Sickness he told her was brought about by lack of tents and blankets. “I sleep under two and three blankets and my feet are cool all night at that.” At the end of November he wrote, “I got up two hours before day this morning. I was so cold. The ice was more than an inch thick. The ground was frozen all day and tonight will be very cold again.” By February 1862 he could say, “We have awful weather and if we could get wood enough and had no picketing to do we could make out very well.”
Tents. In March 1862 he wrote, “[Wade Elephare] Cothran and I made us a tent by ripping mattress tick, and by using blankets and we are fixed up tolerably comfortable, we can’t stand up but it keeps the rain off which is all we want, having blankets enough.”

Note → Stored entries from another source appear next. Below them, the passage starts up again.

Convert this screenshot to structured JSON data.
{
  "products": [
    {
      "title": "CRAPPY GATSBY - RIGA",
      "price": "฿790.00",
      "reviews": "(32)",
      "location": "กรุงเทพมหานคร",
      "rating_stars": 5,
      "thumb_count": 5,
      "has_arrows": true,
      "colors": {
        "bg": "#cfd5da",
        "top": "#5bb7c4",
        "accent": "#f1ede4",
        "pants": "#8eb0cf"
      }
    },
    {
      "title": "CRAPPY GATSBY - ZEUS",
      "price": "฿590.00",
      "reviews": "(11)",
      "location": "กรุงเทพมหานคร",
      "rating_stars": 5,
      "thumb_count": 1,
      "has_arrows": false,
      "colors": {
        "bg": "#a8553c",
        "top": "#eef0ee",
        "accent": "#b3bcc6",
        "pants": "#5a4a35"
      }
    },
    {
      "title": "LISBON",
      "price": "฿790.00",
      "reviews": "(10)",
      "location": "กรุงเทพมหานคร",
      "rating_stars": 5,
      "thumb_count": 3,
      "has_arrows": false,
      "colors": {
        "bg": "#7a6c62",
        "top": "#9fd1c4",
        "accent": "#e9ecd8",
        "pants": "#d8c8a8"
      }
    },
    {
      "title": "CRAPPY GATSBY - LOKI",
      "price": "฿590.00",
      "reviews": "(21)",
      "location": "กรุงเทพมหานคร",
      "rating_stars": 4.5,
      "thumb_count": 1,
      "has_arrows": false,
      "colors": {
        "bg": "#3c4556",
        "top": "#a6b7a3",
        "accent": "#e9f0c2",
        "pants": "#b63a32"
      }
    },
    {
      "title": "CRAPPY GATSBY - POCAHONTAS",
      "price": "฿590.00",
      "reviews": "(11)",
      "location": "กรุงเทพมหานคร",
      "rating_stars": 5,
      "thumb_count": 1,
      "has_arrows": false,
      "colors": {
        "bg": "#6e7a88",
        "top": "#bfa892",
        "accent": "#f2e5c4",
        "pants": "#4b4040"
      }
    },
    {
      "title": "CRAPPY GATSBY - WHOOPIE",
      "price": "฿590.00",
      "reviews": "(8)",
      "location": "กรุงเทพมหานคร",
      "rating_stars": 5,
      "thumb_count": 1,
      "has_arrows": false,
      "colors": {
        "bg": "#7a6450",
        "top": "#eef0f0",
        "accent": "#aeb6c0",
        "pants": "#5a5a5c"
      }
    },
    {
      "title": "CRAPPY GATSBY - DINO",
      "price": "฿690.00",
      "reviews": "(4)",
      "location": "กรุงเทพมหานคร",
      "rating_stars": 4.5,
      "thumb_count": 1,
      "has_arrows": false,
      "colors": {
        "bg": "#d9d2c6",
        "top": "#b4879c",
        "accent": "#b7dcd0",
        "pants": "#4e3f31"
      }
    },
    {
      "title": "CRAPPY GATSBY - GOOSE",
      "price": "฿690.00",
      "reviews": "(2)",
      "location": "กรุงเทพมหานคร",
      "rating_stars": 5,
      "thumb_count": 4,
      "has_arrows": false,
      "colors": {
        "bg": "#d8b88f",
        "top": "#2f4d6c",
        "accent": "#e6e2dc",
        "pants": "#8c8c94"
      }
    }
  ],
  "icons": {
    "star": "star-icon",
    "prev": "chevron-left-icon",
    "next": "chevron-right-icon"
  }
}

Clothing. In addition to blankets and tents, he wrote home about clothing he needed. “Make up those grey pants and two pair of stout drawers and two or three shirts as I will need them if I have to stay here even until Oct.”
Envelopes were difficult to come by, so in August of 1861 he asked her to send him a “bunch of thick white envelopes” and he reminded her that postage to his unit was only five cents, which was stamped on the envelopes from her. He asked for pictures of his wife and his child.
Since he was nearby to Manassas, he wrote her several letters about the battle and what was left by the enemy, the “spoils” of war. They had left 20,000 stand of weapons, artillery, and food. The Confederates had to bury the enemy, and he told of how little they were buried. This was not only new for soldiers but for those back home too.
He also wrote her of what the troops were doing. “Whilst I am writing some of the boys are cooking biscuit, making coffee, frying meat &c and it would surprise you to see how well they cook. Some of hem [sic] killed a large fat unmarked hog and I will enjoy a breakfast of ribs. The yankee residents who fled from this country left cattle, hogs &c. and the soldiers kill them whenever they can get a chance.”
Other letters tell her what needed to be done at their farm, showing how people lived during The War in an agricultural area. Calhoun also owned and ran a tannery, producing leather for the Confederacy.
Calhoun survived The War and later joined Clemson College as dining hall bursar and his wife as dormitory matron. His other duty was curator of the relic room at Clemson.
This is not just a book of letters, but a history of a family in The War, and a history of soldiers in The War. Except for the cover, there are no illustrations, but a good introduction and epilogue. People named in the letters are explained in footnotes.
This book is a welcome addition to the information about The War.